Use the group evaluation feature - Simple Log Service - Alibaba Cloud Documentation Center

When you create an alert monitoring rule, you can configure the Group Evaluation parameter. When the alert monitoring system processes query and analysis results, the system can group the results based on specified fields. The results in each group are evaluated based on a specified trigger condition. If the results in a group meet the trigger condition, an alert is triggered. You can use an alert monitoring rule to monitor multiple groups of query and analysis results at the same time.
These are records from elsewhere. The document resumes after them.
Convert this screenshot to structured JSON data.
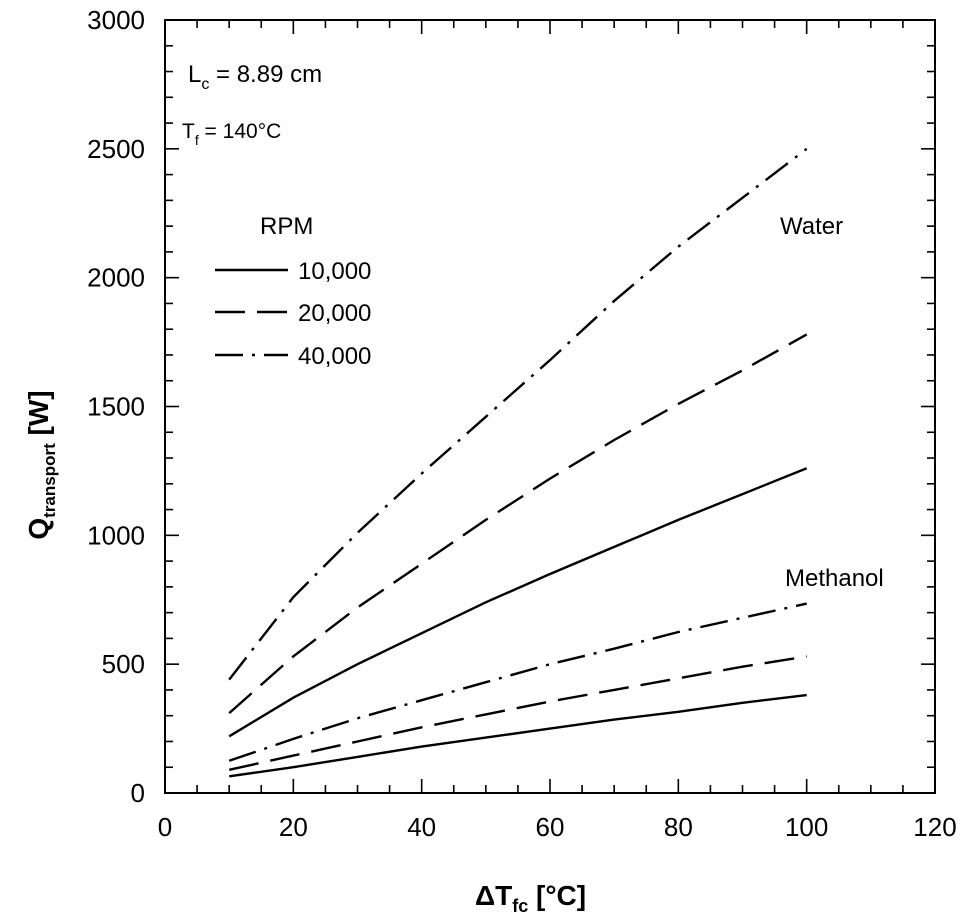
{
  "chart_data": {
    "type": "line",
    "title": "",
    "xlabel": {
      "main": "ΔT",
      "sub": "fc",
      "unit": " [°C]"
    },
    "ylabel": {
      "main": "Q",
      "sub": "transport",
      "unit": "  [W]"
    },
    "xlim": [
      0,
      120
    ],
    "ylim": [
      0,
      3000
    ],
    "x_ticks": [
      "0",
      "20",
      "40",
      "60",
      "80",
      "100",
      "120"
    ],
    "y_ticks": [
      "0",
      "500",
      "1000",
      "1500",
      "2000",
      "2500",
      "3000"
    ],
    "grid": false,
    "annotations": {
      "lc": {
        "main": "L",
        "sub": "c",
        "rest": " = 8.89 cm"
      },
      "tf": {
        "main": "T",
        "sub": "f",
        "rest": " = 140°C"
      },
      "water": "Water",
      "methanol": "Methanol"
    },
    "legend": {
      "title": "RPM",
      "placement": "upper-left",
      "entries": [
        {
          "label": "10,000",
          "style": "solid"
        },
        {
          "label": "20,000",
          "style": "dash"
        },
        {
          "label": "40,000",
          "style": "dashdot"
        }
      ]
    },
    "x": [
      10,
      20,
      30,
      40,
      50,
      60,
      70,
      80,
      90,
      100
    ],
    "series": [
      {
        "name": "10,000",
        "fluid": "Water",
        "style": "solid",
        "values": [
          220,
          370,
          500,
          620,
          740,
          850,
          955,
          1060,
          1160,
          1260
        ]
      },
      {
        "name": "20,000",
        "fluid": "Water",
        "style": "dash",
        "values": [
          310,
          530,
          720,
          890,
          1060,
          1220,
          1370,
          1510,
          1640,
          1780
        ]
      },
      {
        "name": "40,000",
        "fluid": "Water",
        "style": "dashdot",
        "values": [
          440,
          760,
          1010,
          1240,
          1460,
          1680,
          1910,
          2120,
          2310,
          2500
        ]
      },
      {
        "name": "10,000",
        "fluid": "Methanol",
        "style": "solid",
        "values": [
          65,
          100,
          140,
          180,
          215,
          250,
          285,
          315,
          350,
          380
        ]
      },
      {
        "name": "20,000",
        "fluid": "Methanol",
        "style": "dash",
        "values": [
          90,
          145,
          200,
          255,
          305,
          355,
          400,
          445,
          490,
          530
        ]
      },
      {
        "name": "40,000",
        "fluid": "Methanol",
        "style": "dashdot",
        "values": [
          125,
          210,
          290,
          360,
          430,
          500,
          560,
          625,
          680,
          735
        ]
      }
    ]
  }
}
You can manage alerts and incidents for each group.

Important

After you configure the group evaluation feature, the maximum number of groups in which query and analysis results can be evaluated at a time is 100. If the number of groups in which query and analysis results are evaluated is greater than 100, only 100 of the groups are selected at random and sent to the alert policy.
When you select fields for group evaluation, we recommend that you select a field that can identify a monitored entity and whose values can be enumerated. If a field cannot identify a monitored entity, we recommend that you do not select the field. If you do not select a suitable field, an excessive number of groups are generated. If the trigger condition in a group is met, an alert is triggered. If a large number of groups exist, alert storms may occur. In this case, you may miss out on important alert information.
For example, you can select fields such as the host and method fields in NGINX logs and the bucket field in Object Storage Service (OSS) access logs. Do not select fields such as the request_time and body_size fields in NGINX logs or the err_cnt field in error logs.

Example 1: Monitor time series data by group

In this example, the metric data of multiple servers is stored in a Metricstore. Requirement: If the CPU utilization that is specified by cpu_util of each server exceeds 95%, an alert is triggered, and Simple Log Service sends an alert notification for each server. To meet this requirement, you can configure the group evaluation feature when you create an alert monitoring rule. Time series data

You can configure the following parameters:

Query Statistics: Specify * | select promql_query_range('cpu_util') from metrics limit 1000.
This query statement is used to query the CPU utilization of each server.
Group Evaluation: Select Auto Tag.
This value specifies that the query and analysis results of time series data are automatically grouped.
Trigger Condition: Select data matches the expression, enter value > 95, and then select Severity: High.
If a value of the value field in the query and analysis results is greater than 95, an alert whose severity is High is triggered.
Add Annotation: Specify annotations such as the title and description of an alert. You can reference field variables such as ${host} in an annotation. For more information, see Add labels and annotations.

Example 2: Monitor logs by group

In this example, OSS access logs are monitored. Requirement: If the number of times that the HTTP status code 500 is returned for each bucket per minute exceeds 1,000, an alert is triggered, and Simple Log Service sends an alert notification for each bucket. To meet this requirement, you can configure the group evaluation feature when you create an alert monitoring rule.

You can configure the following parameters:

Query Statistics: Specify http_status=500 | select bucket,count(1) as pv group by bucket having pv > 1000 order by pv desc.
This query statement is used to query the buckets for which the number of times that the HTTP status code 500 is returned exceeds 1,000.
Group Evaluation: Select Custom Tag and bucket.
The values specify that the query and analysis results are grouped by bucket.
Trigger Condition:
- Condition 1: Select data matches the expression, enter pv > 3000, and then select Severity: High.
  If a value of the pv field in the query and analysis results is greater than 3000, an alert whose severity is High is triggered.
- Condition 2: Select Data is returned and select Severity: Medium.
  If data is returned in the query and analysis results, an alert whose severity is Medium is triggered.
Add Annotation: Specify annotations such as the title and description of an alert. You can reference field variables such as ${pv} in an annotation. For more information, see Add labels and annotations.